First, Matt, I don't know if the following statement:

“When sending the photocopies, say that the letter of November 9 [discussed above] was not received by the embassy until November 18, obviously it had been held up somewhere.

has anything to do with the Azcue replacement timing issue. The two dates, Nov. 9 and Nov. 18, might just be coincidences.

Even if that sentence does relate to the Azcue timing issue, I don't see how the instruction of that sentence, given to Ambassador Dobrynin,  supposedly resolves the timing issue in the Americans' eyes. Especially in light of the fact that the U.S. knew precisely the date of the letter and the date the Soviets received it, a fact that apparently the Russians were aware of (since they knew of the U.S. mail intercept program).

 

 

 


 

The instructions to Dobrynin indicate that the Kremlin is aware of some issue with regard to the timing of the letter.  The Soviets apparently don't want to say they received the letter when they in did (the 9th evidently) and for some reason feel the need to state to the U.S. that it was received on a later date (the 18th).  Why?  

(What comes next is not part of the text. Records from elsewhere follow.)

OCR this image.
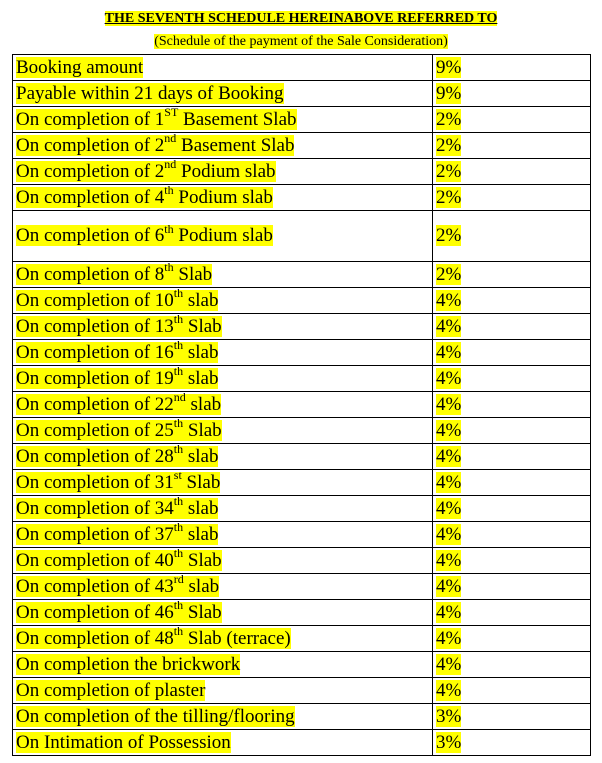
THE SEVENTH SCHEDULE HEREINABOVE REFERRED TO
(Schedule of the payment of the Sale Consideration)
Booking amount	9%
Payable within 21 days of Booking	9%
On completion of 1ST Basement Slab	2%
On completion of 2nd Basement Slab	2%
On completion of 2nd Podium slab	2%
On completion of 4th Podium slab	2%
On completion of 6th Podium slab	2%
On completion of 8th Slab	2%
On completion of 10th slab	4%
On completion of 13th Slab	4%
On completion of 16th slab	4%
On completion of 19th slab	4%
On completion of 22nd slab	4%
On completion of 25th Slab	4%
On completion of 28th slab	4%
On completion of 31st Slab	4%
On completion of 34th slab	4%
On completion of 37th slab	4%
On completion of 40th Slab	4%
On completion of 43rd slab	4%
On completion of 46th Slab	4%
On completion of 48th Slab (terrace)	4%
On completion the brickwork	4%
On completion of plaster	4%
On completion of the tilling/flooring	3%
On Intimation of Possession	3%
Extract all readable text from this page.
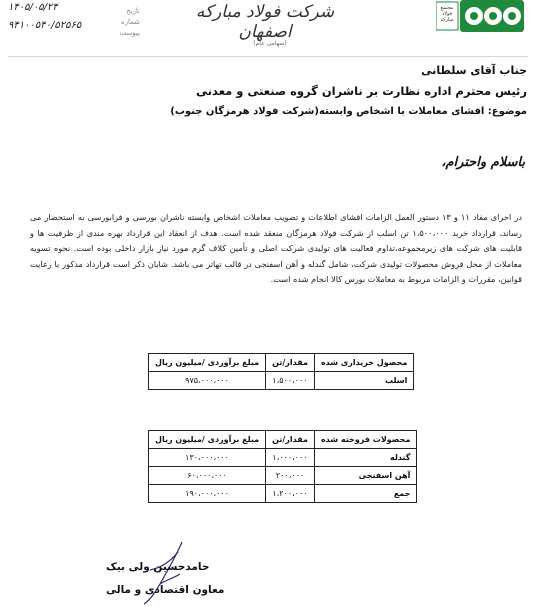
تاریخ
شماره
پیوست
۱۴۰۵/۰۵/۲۴
۹۴۱۰۰۵۴۰/۵۲۵۶۵
شرکت فولاد مبارکه اصفهان
(سهامی عام)
مجتمع فولاد مبارکه
جناب آقای سلطانی
رئیس محترم اداره نظارت بر ناشران گروه صنعتی و معدنی
موضوع: افشای معاملات با اشخاص وابسته(شرکت فولاد هرمزگان جنوب)
باسلام واحترام،
در اجرای مفاد ۱۱ و ۱۳ دستور العمل الزامات افشای اطلاعات و تصویب معاملات اشخاص وابسته ناشران بورسی و فرابورسی به استحضار می رساند، قرارداد خرید ۱،۵۰۰،۰۰۰ تن اسلب از شرکت فولاد هرمزگان منعقد شده است. هدف از انعقاد این قرارداد بهره مندی از ظرفیت ها و قابلیت های شرکت های زیرمجموعه،تداوم فعالیت های تولیدی شرکت اصلی و تأمین کلاف گرم مورد نیاز بازار داخلی بوده است. نحوه تسویه معاملات از محل فروش محصولات تولیدی شرکت، شامل گندله و آهن اسفنجی در قالب تهاتر می باشد. شایان ذکر است قرارداد مذکور با رعایت قوانین، مقررات و الزامات مربوط به معاملات بورس کالا انجام شده است.
محصول خریداری شده	مقدار/تن	مبلغ برآوردی /میلیون ریال
اسلب	۱،۵۰۰،۰۰۰	۹۷۵،۰۰۰،۰۰۰
محصولات فروخته شده	مقدار/تن	مبلغ برآوردی /میلیون ریال
گندله	۱،۰۰۰،۰۰۰	۱۳۰،۰۰۰،۰۰۰
آهن اسفنجی	۲۰۰،۰۰۰	۶۰،۰۰۰،۰۰۰
جمع	۱،۲۰۰،۰۰۰	۱۹۰،۰۰۰،۰۰۰
حامدحسین ولی بیک
معاون اقتصادی و مالی
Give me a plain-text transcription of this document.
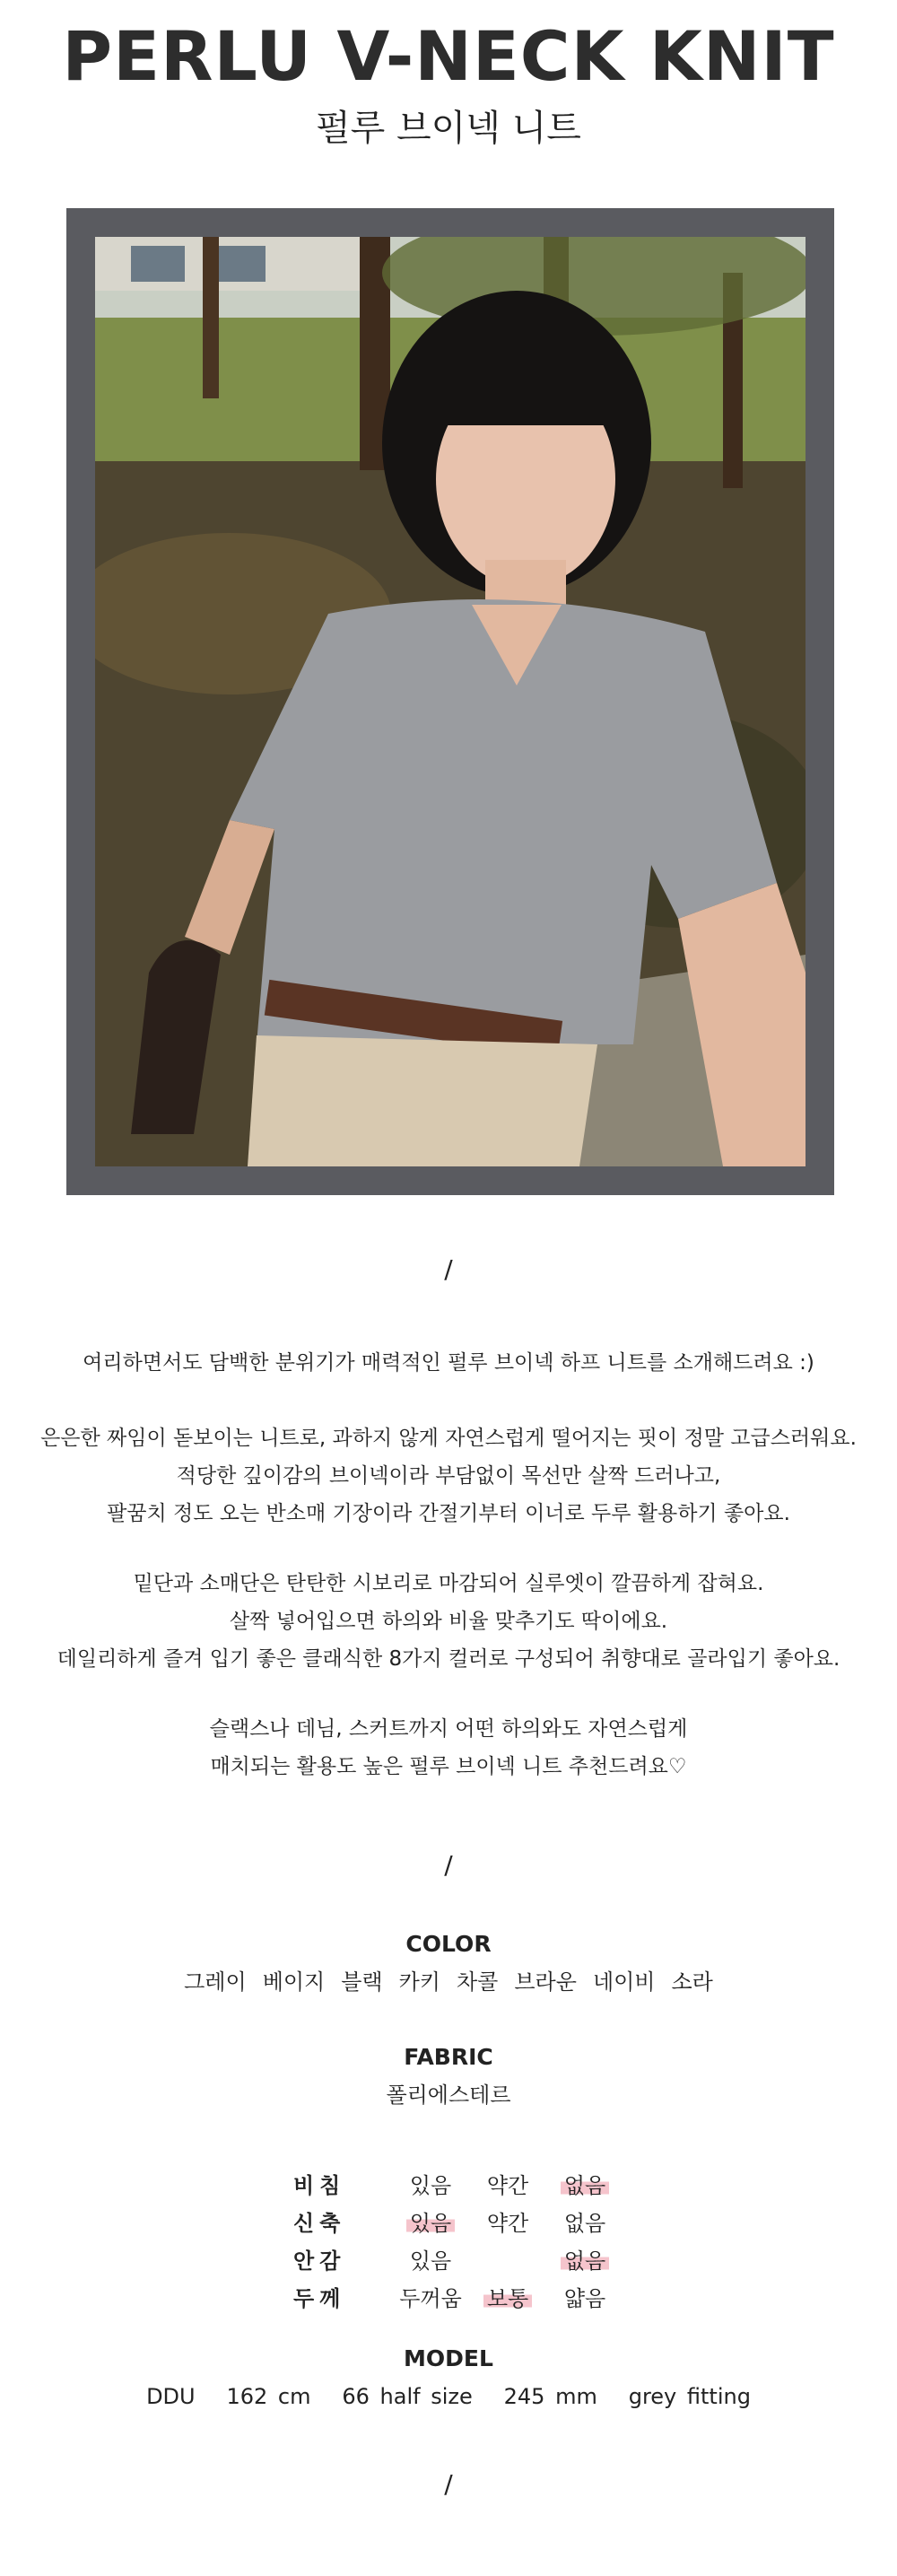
PERLU V-NECK KNIT
펄루 브이넥 니트
/
여리하면서도 담백한 분위기가 매력적인 펄루 브이넥 하프 니트를 소개해드려요 :)
은은한 짜임이 돋보이는 니트로, 과하지 않게 자연스럽게 떨어지는 핏이 정말 고급스러워요.
적당한 깊이감의 브이넥이라 부담없이 목선만 살짝 드러나고,
팔꿈치 정도 오는 반소매 기장이라 간절기부터 이너로 두루 활용하기 좋아요.
밑단과 소매단은 탄탄한 시보리로 마감되어 실루엣이 깔끔하게 잡혀요.
살짝 넣어입으면 하의와 비율 맞추기도 딱이에요.
데일리하게 즐겨 입기 좋은 클래식한 8가지 컬러로 구성되어 취향대로 골라입기 좋아요.
슬랙스나 데님, 스커트까지 어떤 하의와도 자연스럽게
매치되는 활용도 높은 펄루 브이넥 니트 추천드려요♡
/
COLOR
그레이 베이지 블랙 카키 차콜 브라운 네이비 소라
FABRIC
폴리에스테르
비침	있음	약간	없음
신축	있음	약간	없음
안감	있음		없음
두께	두꺼움	보통	얇음
MODEL
DDU   162 cm   66 half size   245 mm   grey fitting
/
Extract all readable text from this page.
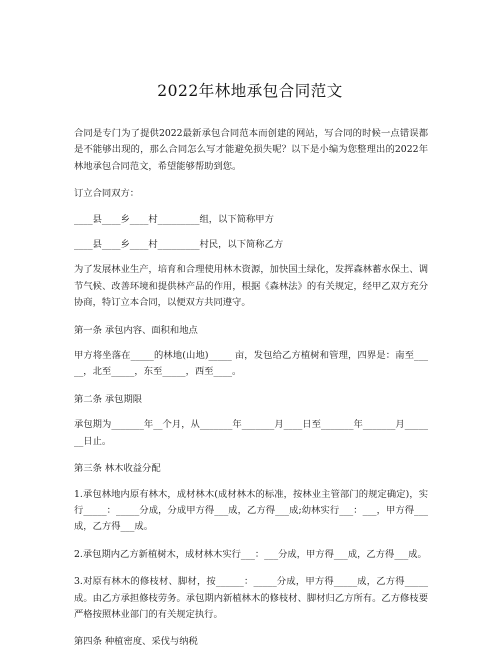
2022年林地承包合同范文

合同是专门为了提供2022最新承包合同范本而创建的网站，写合同的时候一点错误都是不能够出现的，那么合同怎么写才能避免损失呢？以下是小编为您整理出的2022年林地承包合同范文，希望能够帮助到您。

订立合同双方：

____县____乡____村_________组，以下简称甲方

____县____乡____村_________村民，以下简称乙方

为了发展林业生产，培育和合理使用林木资源，加快国土绿化，发挥森林蓄水保土、调节气候、改善环境和提供林产品的作用，根据《森林法》的有关规定，经甲乙双方充分协商，特订立本合同，以便双方共同遵守。

第一条 承包内容、面积和地点

甲方将坐落在_____的林地(山地)_____ 亩，发包给乙方植树和管理，四界是：南至_____，北至_____，东至_____，西至____。

第二条 承包期限

承包期为_______年__个月，从_______年_______月____日至_______年_______月_______日止。

第三条 林木收益分配

1.承包林地内原有林木，成材林木(成材林木的标准，按林业主管部门的规定确定)，实行_____：_____分成，分成甲方得___成，乙方得___成;幼林实行___：___，甲方得___成，乙方得___成。

2.承包期内乙方新植树木，成材林木实行___：___分成，甲方得___成，乙方得___成。

3.对原有林木的修枝材、脚材，按______：_____分成，甲方得_____成，乙方得_____成。由乙方承担修枝劳务。承包期内新植林木的修枝材、脚材归乙方所有。乙方修枝要严格按照林业部门的有关规定执行。

第四条 种植密度、采伐与纳税
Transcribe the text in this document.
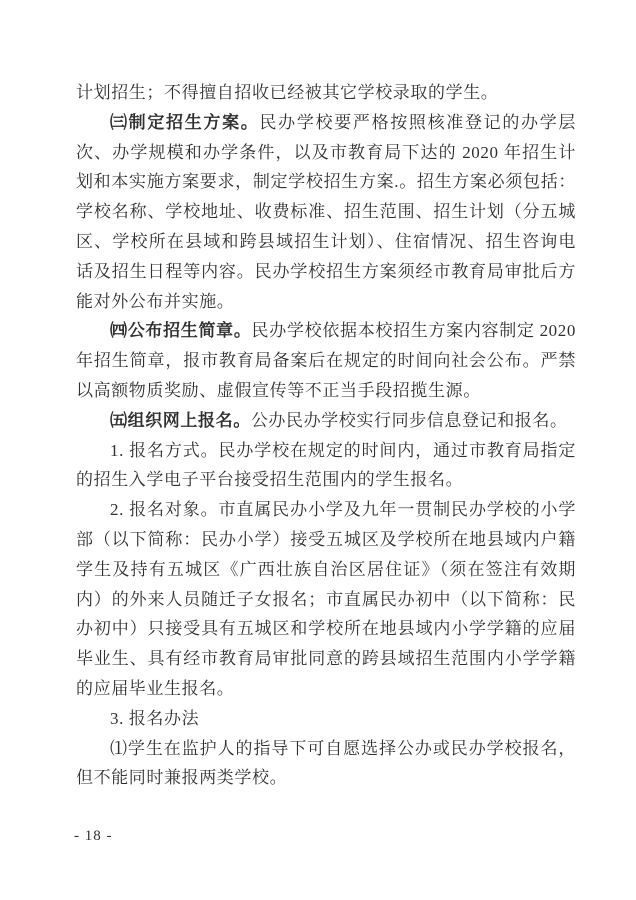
计划招生；不得擅自招收已经被其它学校录取的学生。

㈢制定招生方案。民办学校要严格按照核准登记的办学层次、办学规模和办学条件，以及市教育局下达的 2020 年招生计划和本实施方案要求，制定学校招生方案.。招生方案必须包括：学校名称、学校地址、收费标准、招生范围、招生计划（分五城区、学校所在县域和跨县域招生计划）、住宿情况、招生咨询电话及招生日程等内容。民办学校招生方案须经市教育局审批后方能对外公布并实施。

㈣公布招生简章。民办学校依据本校招生方案内容制定 2020 年招生简章，报市教育局备案后在规定的时间向社会公布。严禁以高额物质奖励、虚假宣传等不正当手段招揽生源。

㈤组织网上报名。公办民办学校实行同步信息登记和报名。

1. 报名方式。民办学校在规定的时间内，通过市教育局指定的招生入学电子平台接受招生范围内的学生报名。

2. 报名对象。市直属民办小学及九年一贯制民办学校的小学部（以下简称：民办小学）接受五城区及学校所在地县域内户籍学生及持有五城区《广西壮族自治区居住证》（须在签注有效期内）的外来人员随迁子女报名；市直属民办初中（以下简称：民办初中）只接受具有五城区和学校所在地县域内小学学籍的应届毕业生、具有经市教育局审批同意的跨县域招生范围内小学学籍的应届毕业生报名。

3. 报名办法

⑴学生在监护人的指导下可自愿选择公办或民办学校报名，但不能同时兼报两类学校。

- 18 -
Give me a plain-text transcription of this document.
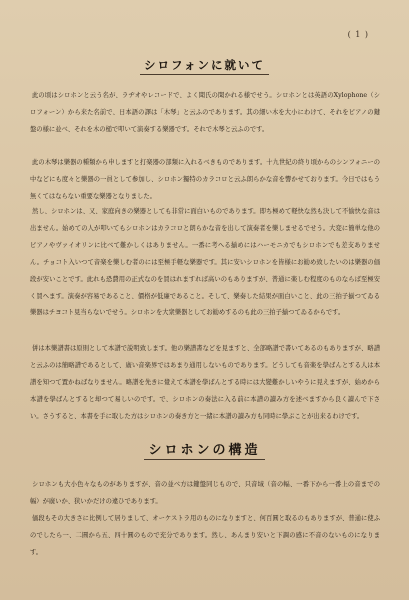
( 1 )
シロフォンに就いて

此の頃はシロホンと云う名が、ラヂオやレコードで、よく聞氏の聞かれる様でせう。シロホンとは英語のXylophone（シロフォーン）から来た名前で、日本語の譯は「木琴」と云ふのであります。其の細い木を大小にわけて、それをピアノの鍵盤の様に並べ、それを木の槌で叩いて演奏する樂器です。それで木琴と云ふのです。

此の木琴は樂器の種類から申しますと打楽器の部類に入れるべきものであります。十九世紀の終り頃からのシンフォニーの中などにも度々と樂器の一員として参加し、シロホン獨特のカラコロと云ふ朗らかな音を響かせております。今日ではもう無くてはならない重要な樂器となりました。

然し、シロホンは、又、家庭向きの樂器としても非常に面白いものであります。即ち極めて軽快な然も決して不愉快な音は出ません。始めての人が叩いてもシロホンはカラコロと朗らかな音を出して演奏者を樂しませるでせう。大変に簡単な他のピアノやヴァイオリンに比べて難かしくはありません。一番に考へる揃めにはハーモニカでもシロホンでも差支ありません。チョコト入いつて音楽を樂しむ者のには至極手軽な樂器です。其に安いシロホンを皆様にお勧め致したいのは樂器の価段が安いことです。此れも恐費用の正式なのを買はれますれば高いのもありますが、普通に楽しむ程度のものならば至極安く買へます。演奏が容易であること、價格が低廉であること。そして、樂奏した結果が面白いこと、此の三拍子揃つてゐる樂器はチヨコト見当らないでせう。シロホンを大衆樂器としてお勧めするのも此の三拍子揃つてゐるからです。

併は本樂譜書は原則として本譜で説明致します。他の樂譜書などを見ますと、全部略譜で書いてあるのもありますが、略譜と云ふのは簡略譜であるとして、廣い音楽界ではあまり通用しないものであります。どうしても音楽を學ばんとする人は本譜を知つて置かねばなりません。略譜を先きに覺えて本譜を學ばんとする時には大變難かしいやうに見えますが、始めから本譜を學ばんとすると却つて易しいのです。で、シロホンの奏法に入る前に本譜の讀み方を述べますから良く讀んで下さい。さうすると、本書を手に取した方はシロホンの奏き方と一緒に本譜の讀み方も同時に學ぶことが出来るわけです。

シロホンの構造

シロホンも大小色々なものがありますが、音の並べ方は鍵盤同じもので、只音域（音の幅、一番下から一番上の音までの幅）が廣いか、狭いかだけの違ひであります。

価段もその大きさに比例して居りまして、オーケストラ用のものになりますと、何百圓と取るのもありますが、普通に使ふのでしたら一、二圓から五、四十圓のもので充分であります。然し、あんまり安いと下調の感に不音のないものになります。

The instructions don't resolve the timing issue, whether "in the Americans' eyes" or other.  Indeed they perpetuate it.  More however, what the instructions do is inform the Americans that there counter-intelligence program is blown -- that it's useless.  How did the Soviets learn of the mail-opening program?  How did they know to tell the U.S. that there could be delays in its delivery?  That is the question.